Во-первых, руки истыкали — ставили капельницы, это ладно, Аля бы вытерпела, но зачем-то, жалуется она, одежду отняли и, главное, телефон — заведующий считает, беременным нельзя разговаривать по телефонам — сигналы, волны какие-то, она, короче, не поняла. И никаких посещений — все боятся инфекции. Аля сидит на койке и плачет, за всю свою жизнь она столько не плакала, а потом идет в кабинет к заведующему, а там дядька сидит, страшный, лысый такой, загорелый…
Тамерлан ее обнимает, целует ей лоб, глаза.
…Загорелый, прямо коричневый. И всюду, по всему кабинету, иконы огромные, красные, с золотом, она ни у кого не видела столько икон. И грамоты, тоже золотые, серебряные. И она говорит дядьке нормальным голосом, чтобы ясно было, что она не сошла с ума, что просто хочет домой и ей нужны вещи и телефон. А дядька отвечает, что ничего она не получит, что ей осталось лежать тут то ли двенадцать, то ли четырнадцать дней, как положено, и когда она все-таки начинает плакать, то он смеется и советует обратиться в милицию, но тут она вспоминает, что она сама из милиции, и ей отдают и вещи, и телефон, а больничный и выписки обещают прислать, и она идет на автобус, потому что не хочет ждать полтора часа, пока Тамерлан приедет ее заберет, да и у него, она знает, дела.
Много чего другого она не рассказывает Тамерлану, про то, что случилось с ней без него, и они живут еще пять или шесть недель, и это не плохое время, хотя она уже совсем себя плохо чувствует, а потом она вдруг начинает рожать, это тоже случается неожиданно — они думали, у них еще месяц есть.
Алю увозит «скорая», и Тамерлан едет следом на «Волге», и когда ее из машины выносят, он успевает увидеть ее: и Аля тоже на него смотрит — таким взглядом, какой бывает у близоруких людей, когда у них вдруг очки падают. Хотя никогда у Али не было близорукости.
Дальше — известно что. Девочка родилась. Состояние Али Овсянниковой тяжелое, но стабильное. Виктор Михайлович рассчитывает, что таким оно и останется еще пять недель, но сам не очень верит в эту возможность. Трудно человека на аппарате держать, да и не может случиться, чтобы за месяц с лишним в больнице ни разу не отключилось бы электричество.

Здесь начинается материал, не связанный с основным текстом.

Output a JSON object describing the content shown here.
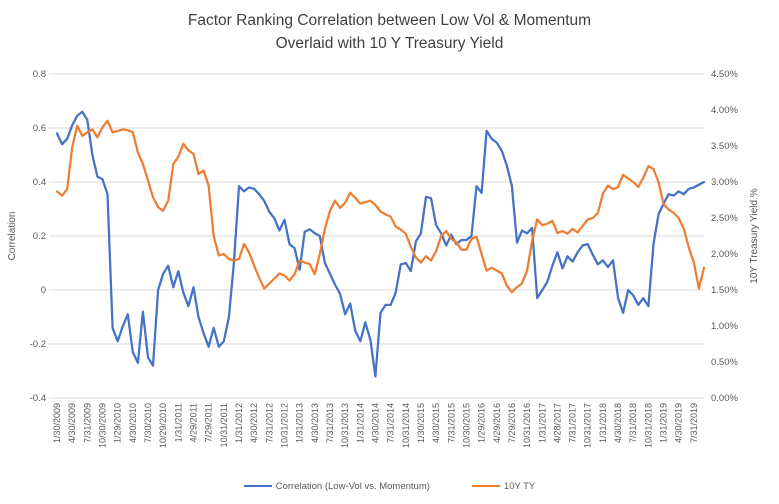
{
  "chart_data": {
    "type": "line",
    "title_line1": "Factor Ranking Correlation between Low Vol & Momentum",
    "title_line2": "Overlaid with 10 Y Treasury Yield",
    "grid": "horizontal",
    "legend_position": "bottom",
    "colors": {
      "gridline": "#d9d9d9",
      "tick_text": "#595959",
      "title_text": "#3f3f3f"
    },
    "left_axis": {
      "label": "Correlation",
      "min": -0.4,
      "max": 0.8,
      "ticks": [
        "0.8",
        "0.6",
        "0.4",
        "0.2",
        "0",
        "-0.2",
        "-0.4"
      ]
    },
    "right_axis": {
      "label": "10Y Treasury Yield %",
      "min": 0.0,
      "max": 4.5,
      "ticks": [
        "4.50%",
        "4.00%",
        "3.50%",
        "3.00%",
        "2.50%",
        "2.00%",
        "1.50%",
        "1.00%",
        "0.50%",
        "0.00%"
      ]
    },
    "x_tick_labels": [
      "1/30/2009",
      "4/30/2009",
      "7/31/2009",
      "10/30/2009",
      "1/29/2010",
      "4/30/2010",
      "7/30/2010",
      "10/29/2010",
      "1/31/2011",
      "4/29/2011",
      "7/29/2011",
      "10/31/2011",
      "1/31/2012",
      "4/30/2012",
      "7/31/2012",
      "10/31/2012",
      "1/31/2013",
      "4/30/2013",
      "7/31/2013",
      "10/31/2013",
      "1/31/2014",
      "4/30/2014",
      "7/31/2014",
      "10/31/2014",
      "1/30/2015",
      "4/30/2015",
      "7/31/2015",
      "10/30/2015",
      "1/29/2016",
      "4/29/2016",
      "7/29/2016",
      "10/31/2016",
      "1/31/2017",
      "4/28/2017",
      "7/31/2017",
      "10/31/2017",
      "1/31/2018",
      "4/30/2018",
      "7/31/2018",
      "10/31/2018",
      "1/31/2019",
      "4/30/2019",
      "7/31/2019"
    ],
    "x_tick_every_n_points": 3,
    "series": [
      {
        "name": "Correlation (Low-Vol vs. Momentum)",
        "color": "#4472C4",
        "axis": "left",
        "values": [
          0.58,
          0.54,
          0.56,
          0.61,
          0.645,
          0.66,
          0.63,
          0.5,
          0.42,
          0.41,
          0.355,
          -0.14,
          -0.19,
          -0.135,
          -0.09,
          -0.23,
          -0.27,
          -0.08,
          -0.25,
          -0.28,
          0.0,
          0.06,
          0.09,
          0.01,
          0.07,
          -0.01,
          -0.06,
          0.01,
          -0.1,
          -0.16,
          -0.21,
          -0.14,
          -0.21,
          -0.19,
          -0.1,
          0.1,
          0.385,
          0.365,
          0.38,
          0.375,
          0.355,
          0.33,
          0.29,
          0.265,
          0.22,
          0.26,
          0.17,
          0.155,
          0.075,
          0.215,
          0.225,
          0.21,
          0.2,
          0.1,
          0.06,
          0.02,
          -0.015,
          -0.09,
          -0.05,
          -0.15,
          -0.19,
          -0.12,
          -0.185,
          -0.32,
          -0.085,
          -0.055,
          -0.055,
          -0.01,
          0.095,
          0.1,
          0.07,
          0.18,
          0.21,
          0.345,
          0.34,
          0.24,
          0.21,
          0.165,
          0.205,
          0.17,
          0.185,
          0.185,
          0.2,
          0.385,
          0.36,
          0.59,
          0.56,
          0.545,
          0.515,
          0.46,
          0.385,
          0.175,
          0.22,
          0.21,
          0.23,
          -0.03,
          0.0,
          0.03,
          0.09,
          0.14,
          0.08,
          0.125,
          0.105,
          0.14,
          0.165,
          0.17,
          0.13,
          0.095,
          0.11,
          0.085,
          0.11,
          -0.03,
          -0.085,
          0.0,
          -0.02,
          -0.055,
          -0.03,
          -0.06,
          0.17,
          0.28,
          0.32,
          0.355,
          0.35,
          0.365,
          0.355,
          0.375,
          0.38,
          0.39,
          0.4
        ]
      },
      {
        "name": "10Y TY",
        "color": "#ED7D31",
        "axis": "right",
        "values": [
          2.87,
          2.81,
          2.9,
          3.48,
          3.78,
          3.64,
          3.69,
          3.73,
          3.62,
          3.76,
          3.85,
          3.69,
          3.71,
          3.73,
          3.72,
          3.69,
          3.41,
          3.25,
          3.02,
          2.79,
          2.65,
          2.6,
          2.74,
          3.25,
          3.35,
          3.53,
          3.44,
          3.39,
          3.11,
          3.16,
          2.95,
          2.25,
          1.98,
          2.0,
          1.93,
          1.91,
          1.93,
          2.14,
          2.02,
          1.84,
          1.67,
          1.52,
          1.59,
          1.66,
          1.73,
          1.7,
          1.63,
          1.72,
          1.91,
          1.88,
          1.86,
          1.72,
          2.0,
          2.35,
          2.6,
          2.74,
          2.64,
          2.71,
          2.85,
          2.78,
          2.7,
          2.72,
          2.74,
          2.68,
          2.59,
          2.55,
          2.52,
          2.38,
          2.34,
          2.28,
          2.1,
          1.95,
          1.88,
          1.97,
          1.91,
          2.04,
          2.25,
          2.32,
          2.21,
          2.16,
          2.06,
          2.06,
          2.21,
          2.24,
          2.0,
          1.77,
          1.81,
          1.77,
          1.73,
          1.56,
          1.47,
          1.54,
          1.59,
          1.77,
          2.18,
          2.48,
          2.4,
          2.42,
          2.46,
          2.29,
          2.32,
          2.28,
          2.35,
          2.3,
          2.39,
          2.48,
          2.5,
          2.57,
          2.84,
          2.95,
          2.9,
          2.93,
          3.1,
          3.05,
          3.0,
          2.93,
          3.06,
          3.22,
          3.18,
          3.0,
          2.69,
          2.62,
          2.57,
          2.5,
          2.35,
          2.09,
          1.88,
          1.52,
          1.81
        ]
      }
    ]
  }
}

А жизнь пока продолжается. Дядя Женя ходит туда и сюда, пристает к мужикам:
— Земеля, курить есть?
Ему не отказывают:
— Расскажи, дядь Жень, как вы в Польше ракеты раскинули, — но большинство знают, в каком он находится положении, просто — сигареты дают.

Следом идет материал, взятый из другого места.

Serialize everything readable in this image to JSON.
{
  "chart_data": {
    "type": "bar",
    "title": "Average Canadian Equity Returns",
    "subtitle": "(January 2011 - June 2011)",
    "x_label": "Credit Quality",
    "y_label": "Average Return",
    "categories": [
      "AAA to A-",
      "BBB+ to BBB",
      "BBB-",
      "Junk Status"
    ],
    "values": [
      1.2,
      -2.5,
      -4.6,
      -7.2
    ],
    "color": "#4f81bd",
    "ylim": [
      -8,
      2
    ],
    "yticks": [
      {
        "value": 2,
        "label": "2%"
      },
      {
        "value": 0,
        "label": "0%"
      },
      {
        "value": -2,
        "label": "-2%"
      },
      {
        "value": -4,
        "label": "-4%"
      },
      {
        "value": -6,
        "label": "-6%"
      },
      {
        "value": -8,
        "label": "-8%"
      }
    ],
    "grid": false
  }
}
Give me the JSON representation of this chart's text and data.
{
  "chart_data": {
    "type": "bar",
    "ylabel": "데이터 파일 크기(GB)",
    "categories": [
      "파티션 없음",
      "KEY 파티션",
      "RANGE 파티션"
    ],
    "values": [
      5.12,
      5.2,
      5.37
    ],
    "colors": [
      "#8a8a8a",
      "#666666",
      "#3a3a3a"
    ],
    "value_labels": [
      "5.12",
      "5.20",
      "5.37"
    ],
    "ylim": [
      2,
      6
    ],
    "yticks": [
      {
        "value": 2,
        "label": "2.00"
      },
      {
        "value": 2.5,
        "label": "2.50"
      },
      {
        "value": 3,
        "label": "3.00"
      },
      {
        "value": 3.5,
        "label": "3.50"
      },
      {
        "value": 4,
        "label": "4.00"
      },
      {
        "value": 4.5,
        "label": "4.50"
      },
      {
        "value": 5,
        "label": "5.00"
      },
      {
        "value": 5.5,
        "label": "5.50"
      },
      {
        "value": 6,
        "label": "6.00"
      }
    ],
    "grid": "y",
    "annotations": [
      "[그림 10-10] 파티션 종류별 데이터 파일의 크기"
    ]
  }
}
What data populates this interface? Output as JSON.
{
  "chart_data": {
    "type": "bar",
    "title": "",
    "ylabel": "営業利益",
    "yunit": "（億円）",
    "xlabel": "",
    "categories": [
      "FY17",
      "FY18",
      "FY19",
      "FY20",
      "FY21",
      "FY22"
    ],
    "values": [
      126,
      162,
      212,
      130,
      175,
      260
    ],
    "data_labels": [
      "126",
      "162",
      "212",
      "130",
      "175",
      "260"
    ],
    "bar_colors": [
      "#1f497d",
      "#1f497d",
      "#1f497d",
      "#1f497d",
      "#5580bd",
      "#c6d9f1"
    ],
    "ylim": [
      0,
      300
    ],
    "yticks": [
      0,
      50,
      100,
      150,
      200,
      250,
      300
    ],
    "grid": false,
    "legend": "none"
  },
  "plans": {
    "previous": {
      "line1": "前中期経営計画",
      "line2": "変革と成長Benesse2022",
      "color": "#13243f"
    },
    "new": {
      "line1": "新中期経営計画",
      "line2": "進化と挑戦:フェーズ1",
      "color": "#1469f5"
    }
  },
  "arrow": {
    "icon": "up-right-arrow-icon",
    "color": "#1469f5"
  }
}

Тамерлан вечерами готовит поесть, себе и ему, а каждое утро отправляется в область, полтора часа в одну сторону, в детское отделение (справки по телефону запрещены), и к трем-четырем — назад, к Але, вернее — к врачу: не надо ли каких лекарств? И вообще — как ее состояние?
Виктора Михайловича обижают его расспросы. Он объяснял ведь: не требуется ничего. А хоть бы и требовалось — есть указание: приобретать лекарства и средства ухода родственники не должны. Состояние стабильное.
Сегодня короткий день, пятница. Тамерлан подкараулил его на улице, когда Виктор Михайлович после рабочего дня уезжал домой:
— Как Овсянникова? Надежда есть?
Виктор Михайлович садится в автомобиль, боком, чтобы отряхнуть снег с ботинок, потом залезает в салон целиком.
— Всегда есть надежда, — говорит он, — пока человек жив.